更准确地说,至少特殊的正则表达式字符和序列必须不加引号,因此引用那些应该按字面意义的子字符串是可以且有用的;例如,matches, 因为没有加引号,因此被正确识别为字符串的开始锚点,而,通常是一个特殊的正则表达式字符,由于引用而按字面匹配。[[ '*' =~ ^'*' ]]^*
However, there appears to be a design limitationin (at least) bash 3.xthat prevents use of \-prefixed regex constructs (e.g., \<, \>, \b, \s, \w, ...) in a literal=~RHS; the limitation affects Linux, whereas BSD/macOS versions are notaffected, due to fundamentally not supporting any \-prefixed regex constructs:
然而,似乎是一个设计限制在(至少)bash 3.x该禁止使用的\-prefixed正则表达式构建体(例如,\<,\>,\b,\s,\w在A,...)文字=~RHS; 限制影响的Linux,BSD而/ MacOS的版本不会受到影响,因为根本不支持任何\-prefixed正则表达式结构:
# Linux only:
# PROBLEM (see details further below):
# Seen by the regex engine as: <word>
# The shell eats the '\' before the regex engine sees them.
[[ ' word ' =~ \<word\> ]] && echo MATCHES # !! DOES NOT MATCH
# Causes syntax error, because the shell considers the < unquoted.
# If you used \bword\b, the regex engine would see that as-is.

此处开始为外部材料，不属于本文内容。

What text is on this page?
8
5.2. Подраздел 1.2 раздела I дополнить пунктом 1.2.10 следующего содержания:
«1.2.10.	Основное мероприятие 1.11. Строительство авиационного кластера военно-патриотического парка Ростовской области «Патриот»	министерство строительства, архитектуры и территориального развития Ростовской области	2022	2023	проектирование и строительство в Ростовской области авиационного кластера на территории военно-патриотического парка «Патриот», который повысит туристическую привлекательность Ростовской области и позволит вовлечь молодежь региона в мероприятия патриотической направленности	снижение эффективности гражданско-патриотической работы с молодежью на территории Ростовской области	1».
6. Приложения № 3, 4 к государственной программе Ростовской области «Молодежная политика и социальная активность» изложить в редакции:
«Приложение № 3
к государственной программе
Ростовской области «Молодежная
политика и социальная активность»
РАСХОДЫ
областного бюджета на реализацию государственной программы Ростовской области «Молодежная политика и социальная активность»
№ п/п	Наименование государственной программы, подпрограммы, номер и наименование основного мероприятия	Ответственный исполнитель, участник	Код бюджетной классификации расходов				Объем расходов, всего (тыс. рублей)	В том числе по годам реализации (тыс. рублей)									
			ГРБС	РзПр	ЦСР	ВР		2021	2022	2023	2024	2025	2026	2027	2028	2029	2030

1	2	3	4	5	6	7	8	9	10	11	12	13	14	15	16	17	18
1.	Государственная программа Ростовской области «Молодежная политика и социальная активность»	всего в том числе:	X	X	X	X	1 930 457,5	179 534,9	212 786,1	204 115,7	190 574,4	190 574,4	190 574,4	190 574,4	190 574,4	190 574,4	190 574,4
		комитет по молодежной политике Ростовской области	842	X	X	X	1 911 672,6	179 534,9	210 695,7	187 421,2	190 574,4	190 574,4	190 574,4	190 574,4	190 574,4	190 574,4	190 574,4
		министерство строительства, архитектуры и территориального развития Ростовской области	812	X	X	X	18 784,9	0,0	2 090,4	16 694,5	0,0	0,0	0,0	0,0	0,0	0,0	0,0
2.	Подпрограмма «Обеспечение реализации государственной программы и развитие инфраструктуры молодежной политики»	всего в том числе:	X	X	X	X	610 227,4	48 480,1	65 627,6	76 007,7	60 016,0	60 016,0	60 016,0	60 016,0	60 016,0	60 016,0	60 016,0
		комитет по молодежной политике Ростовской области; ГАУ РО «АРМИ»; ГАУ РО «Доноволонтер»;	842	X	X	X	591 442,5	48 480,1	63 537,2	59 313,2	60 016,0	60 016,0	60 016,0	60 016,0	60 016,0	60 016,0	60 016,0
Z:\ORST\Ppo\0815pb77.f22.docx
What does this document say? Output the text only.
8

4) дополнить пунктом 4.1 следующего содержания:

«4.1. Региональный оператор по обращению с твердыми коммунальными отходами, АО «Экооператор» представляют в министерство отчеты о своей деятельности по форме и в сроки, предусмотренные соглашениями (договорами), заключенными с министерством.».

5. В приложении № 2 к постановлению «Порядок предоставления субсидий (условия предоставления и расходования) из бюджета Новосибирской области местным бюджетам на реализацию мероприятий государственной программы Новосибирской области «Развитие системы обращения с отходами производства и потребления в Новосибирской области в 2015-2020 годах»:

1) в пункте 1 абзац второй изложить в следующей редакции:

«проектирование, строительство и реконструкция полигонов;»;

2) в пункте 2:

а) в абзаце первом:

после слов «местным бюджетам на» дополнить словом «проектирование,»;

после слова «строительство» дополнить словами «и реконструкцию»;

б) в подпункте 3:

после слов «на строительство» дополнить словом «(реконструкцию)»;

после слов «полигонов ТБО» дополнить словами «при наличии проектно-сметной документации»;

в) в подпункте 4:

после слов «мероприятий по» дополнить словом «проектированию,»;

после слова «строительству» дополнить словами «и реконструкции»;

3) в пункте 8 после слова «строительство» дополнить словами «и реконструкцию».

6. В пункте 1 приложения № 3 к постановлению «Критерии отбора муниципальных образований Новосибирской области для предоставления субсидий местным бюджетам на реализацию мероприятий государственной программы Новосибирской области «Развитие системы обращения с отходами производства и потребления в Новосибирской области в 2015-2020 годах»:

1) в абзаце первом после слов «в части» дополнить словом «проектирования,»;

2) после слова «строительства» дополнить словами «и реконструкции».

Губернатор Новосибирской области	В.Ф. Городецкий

[[ ' word ' =~ \<word\> ]] && echo MATCHES # !! BREAKS
# Using the usual quoting rules doesn't work either:
# Seen by the regex engine as: \<word\> instead of \<word\>
[[ ' word ' =~ \\<word\\> ]] && echo MATCHES # !! DOES NOT MATCH
# WORKAROUNDS
# Aux. viarable.
re='\<word\>'; [[ ' word ' =~ $re ]] && echo MATCHES # OK
# Command substitution
[[ ' word ' =~ $(printf %s '\<word\>') ]] && echo MATCHES # OK
# Change option compat31, which then allows use of '...' as the RHS
# CAVEAT: Stays in effect until you reset it, may have other side effects.
# Using (...) around the command confines the effect to a subshell.
(shopt -s compat31; [[ ' word ' =~ '\<word\>' ]] && echo MATCHES) # OK
The problem:
问题:
Tip of the hat to Fólkvangrfor his input.
尖帽子的弗尔克范格为他输入。
A literalRHS of =~is by design parsed differentlythan unquoted tokens as arguments, in an attempt to allow the user to focus on escaping characters justfor the regex, without also having to worry about the usual shellescaping rules in unquoted tokens.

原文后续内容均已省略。